И я коллекционирую Люсю. Коллекционирую ее словечки и привычки («Да почему?» «Да разве?»). Она курносая, что, по-моему, для рыжих нетипично. Глаза у нее большие, настолько большие, что кажется, что она постоянно чем-то удивлена (иногда я склоняюсь к мысли, что мне это не кажется). Ее губы постоянно норовят растянуться в улыбке, но удерживаются в полувопросительном изгибе.

Мы так и не переспали, и уже явно не переспим. Как-то вот все идет в таком стиле, что секс туда не вписывается. Мы хохмим, и язвим друг над другом, и играем в флирт, но это никак не флирт. Люсю я близко не подпускаю. Хотя, может быть, я ее даже и люблю (но очень странною любовью

А разговор без хохмочек у нас был всего один. Мы шли по ореховой аллее, и рядом гремели разудалые танцы, и я взял Люсю под руку и прибавил шагу.

— А почему ты не любишь танцы? — спросила она.

И так все это сработало — и аллея, и шум танцевальный, и лицо ее, вполне серьезное — что я сказал чистую правду.
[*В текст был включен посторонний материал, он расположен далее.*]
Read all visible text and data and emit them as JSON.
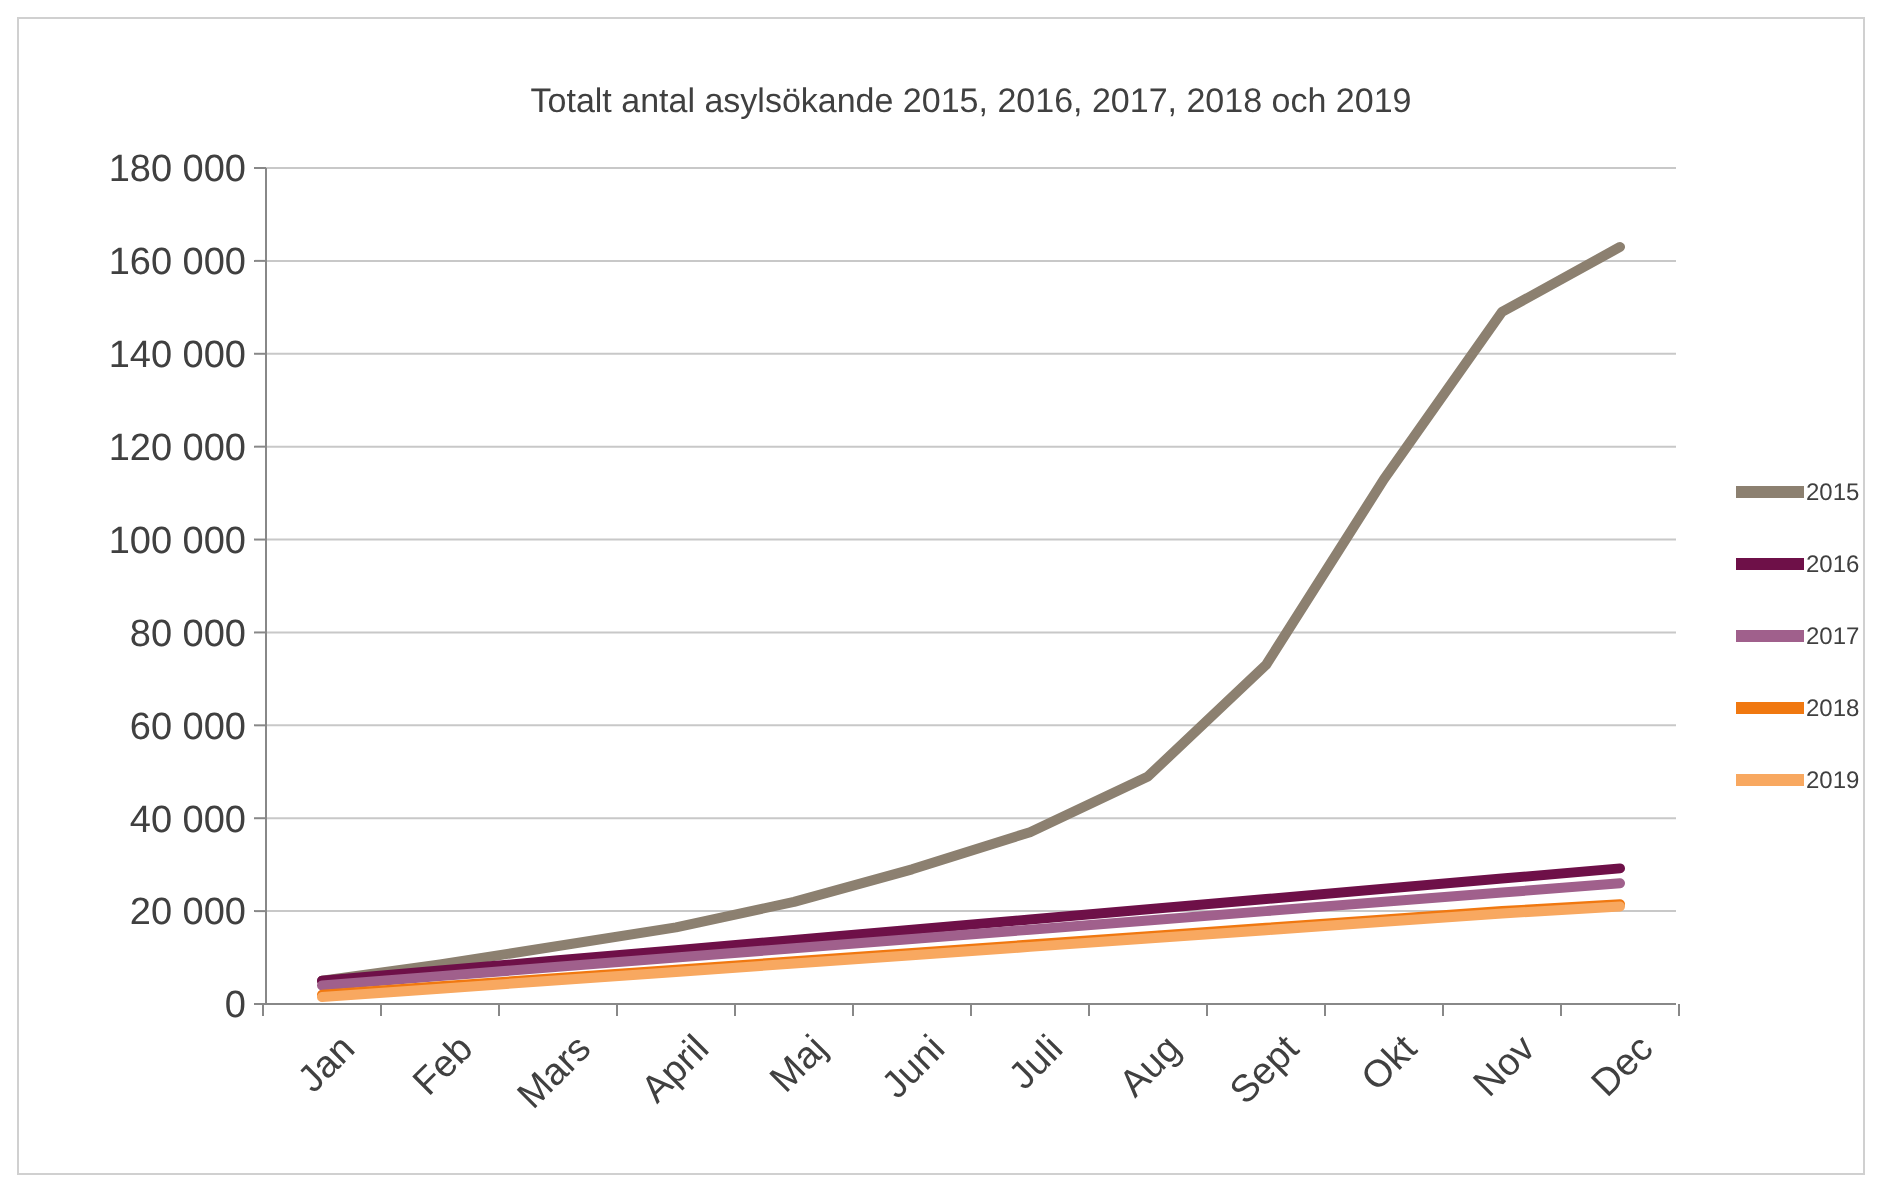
{
  "chart_data": {
    "type": "line",
    "title": "Totalt antal asylsökande 2015, 2016, 2017, 2018 och 2019",
    "categories": [
      "Jan",
      "Feb",
      "Mars",
      "April",
      "Maj",
      "Juni",
      "Juli",
      "Aug",
      "Sept",
      "Okt",
      "Nov",
      "Dec"
    ],
    "series": [
      {
        "name": "2015",
        "color": "#8c8070",
        "values": [
          5000,
          8500,
          12500,
          16500,
          22000,
          29000,
          37000,
          49000,
          73000,
          113000,
          149000,
          163000
        ]
      },
      {
        "name": "2016",
        "color": "#6e1048",
        "values": [
          5000,
          7200,
          9400,
          11600,
          13800,
          16000,
          18200,
          20400,
          22600,
          24800,
          27000,
          29200
        ]
      },
      {
        "name": "2017",
        "color": "#a0608c",
        "values": [
          4000,
          6000,
          8000,
          10000,
          12000,
          14000,
          16000,
          18000,
          20000,
          22000,
          24000,
          26000
        ]
      },
      {
        "name": "2018",
        "color": "#f07810",
        "values": [
          2000,
          3800,
          5600,
          7400,
          9200,
          11000,
          12800,
          14600,
          16400,
          18200,
          20000,
          21500
        ]
      },
      {
        "name": "2019",
        "color": "#f8a860",
        "values": [
          1500,
          3300,
          5100,
          6900,
          8700,
          10500,
          12300,
          14100,
          15900,
          17700,
          19500,
          21000
        ]
      }
    ],
    "ylim": [
      0,
      180000
    ],
    "yticks": [
      {
        "value": 0,
        "label": "0"
      },
      {
        "value": 20000,
        "label": "20 000"
      },
      {
        "value": 40000,
        "label": "40 000"
      },
      {
        "value": 60000,
        "label": "60 000"
      },
      {
        "value": 80000,
        "label": "80 000"
      },
      {
        "value": 100000,
        "label": "100 000"
      },
      {
        "value": 120000,
        "label": "120 000"
      },
      {
        "value": 140000,
        "label": "140 000"
      },
      {
        "value": 160000,
        "label": "160 000"
      },
      {
        "value": 180000,
        "label": "180 000"
      }
    ],
    "grid": "y",
    "legend": "right",
    "marker": "none",
    "line_style": "solid"
  }
}
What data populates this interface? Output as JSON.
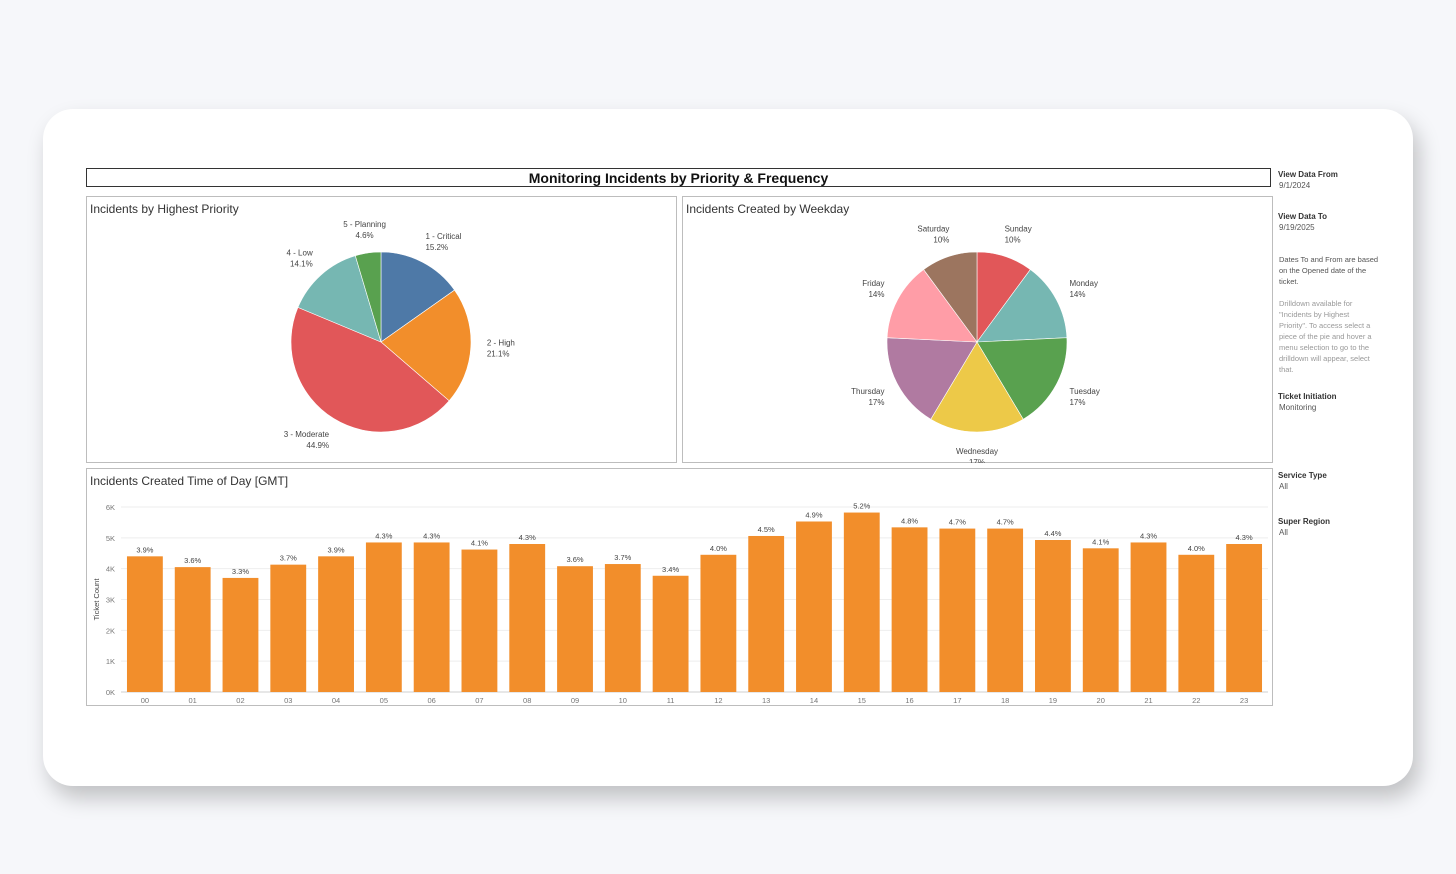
{
  "dashboard": {
    "title": "Monitoring Incidents by Priority & Frequency"
  },
  "filters": {
    "view_from_label": "View Data From",
    "view_from_value": "9/1/2024",
    "view_to_label": "View Data To",
    "view_to_value": "9/19/2025",
    "dates_note": "Dates To and From are based on the Opened date of the ticket.",
    "drill_note": "Drilldown available for \"Incidents by Highest Priority\". To access select a piece of the pie and hover a menu selection to go to the drilldown will appear, select that.",
    "ticket_initiation_label": "Ticket Initiation",
    "ticket_initiation_value": "Monitoring",
    "service_type_label": "Service Type",
    "service_type_value": "All",
    "super_region_label": "Super Region",
    "super_region_value": "All"
  },
  "chart_data": [
    {
      "type": "pie",
      "title": "Incidents by Highest Priority",
      "slices": [
        {
          "label": "1 - Critical",
          "pct_label": "15.2%",
          "value": 15.2,
          "color": "#4e79a7"
        },
        {
          "label": "2 - High",
          "pct_label": "21.1%",
          "value": 21.1,
          "color": "#f28e2b"
        },
        {
          "label": "3 - Moderate",
          "pct_label": "44.9%",
          "value": 44.9,
          "color": "#e15759"
        },
        {
          "label": "4 - Low",
          "pct_label": "14.1%",
          "value": 14.1,
          "color": "#76b7b2"
        },
        {
          "label": "5 - Planning",
          "pct_label": "4.6%",
          "value": 4.6,
          "color": "#59a14f"
        }
      ]
    },
    {
      "type": "pie",
      "title": "Incidents Created by Weekday",
      "slices": [
        {
          "label": "Sunday",
          "pct_label": "10%",
          "value": 10,
          "color": "#e15759"
        },
        {
          "label": "Monday",
          "pct_label": "14%",
          "value": 14,
          "color": "#76b7b2"
        },
        {
          "label": "Tuesday",
          "pct_label": "17%",
          "value": 17,
          "color": "#59a14f"
        },
        {
          "label": "Wednesday",
          "pct_label": "17%",
          "value": 17,
          "color": "#edc948"
        },
        {
          "label": "Thursday",
          "pct_label": "17%",
          "value": 17,
          "color": "#b07aa1"
        },
        {
          "label": "Friday",
          "pct_label": "14%",
          "value": 14,
          "color": "#ff9da7"
        },
        {
          "label": "Saturday",
          "pct_label": "10%",
          "value": 10,
          "color": "#9c755f"
        }
      ]
    },
    {
      "type": "bar",
      "title": "Incidents Created Time of Day [GMT]",
      "xlabel": "",
      "ylabel": "Ticket Count",
      "ylim": [
        0,
        6000
      ],
      "yticks": [
        0,
        1000,
        2000,
        3000,
        4000,
        5000,
        6000
      ],
      "ytick_labels": [
        "0K",
        "1K",
        "2K",
        "3K",
        "4K",
        "5K",
        "6K"
      ],
      "grid": true,
      "color": "#f28e2b",
      "categories": [
        "00",
        "01",
        "02",
        "03",
        "04",
        "05",
        "06",
        "07",
        "08",
        "09",
        "10",
        "11",
        "12",
        "13",
        "14",
        "15",
        "16",
        "17",
        "18",
        "19",
        "20",
        "21",
        "22",
        "23"
      ],
      "values": [
        4400,
        4050,
        3700,
        4130,
        4400,
        4850,
        4850,
        4620,
        4800,
        4080,
        4150,
        3770,
        4450,
        5060,
        5530,
        5820,
        5340,
        5300,
        5300,
        4930,
        4660,
        4850,
        4450,
        4800
      ],
      "data_labels": [
        "3.9%",
        "3.6%",
        "3.3%",
        "3.7%",
        "3.9%",
        "4.3%",
        "4.3%",
        "4.1%",
        "4.3%",
        "3.6%",
        "3.7%",
        "3.4%",
        "4.0%",
        "4.5%",
        "4.9%",
        "5.2%",
        "4.8%",
        "4.7%",
        "4.7%",
        "4.4%",
        "4.1%",
        "4.3%",
        "4.0%",
        "4.3%"
      ]
    }
  ]
}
Я сказал, что от танцев пахнет ложью, что эта та же водка, та же работа; и то, и другое, и третье — чтобы забыться, чтобы не думать. Но водка — это хоть честно, работа — это хоть полезно. А танцы… Я нечасто чувствую себя одиноким, но на танцах — всегда. Я ухожу куда-нибудь в поле, мордой в небо — и у-у-у-у-!

— Вот! — сказала Люся. — Точно!

— Э! — сказал я. — Да мы с тобой одной крови — ты и я!

— Похоже на то, что так. — сказала она.

— Ну представь — во время пикника на обочине подпивший таукитянин на спор принимает облик чьего-нибудь папаши или там голубя. И вводит в заблуждение чью-то там мамашу. И в результате появляется на свет этакий жук в муравейнике. И все ему здесь ну так дико!

— Как Штирлицу!

— Во-во! А жить-то надо — тут! И что остается делать? Он изучает нехитрую технологию жизни землян. Мимикрирует. Приучается в компании бичей изъясняться изысканным матом. И шпарить почти что по латыни на интеллигентской попойке.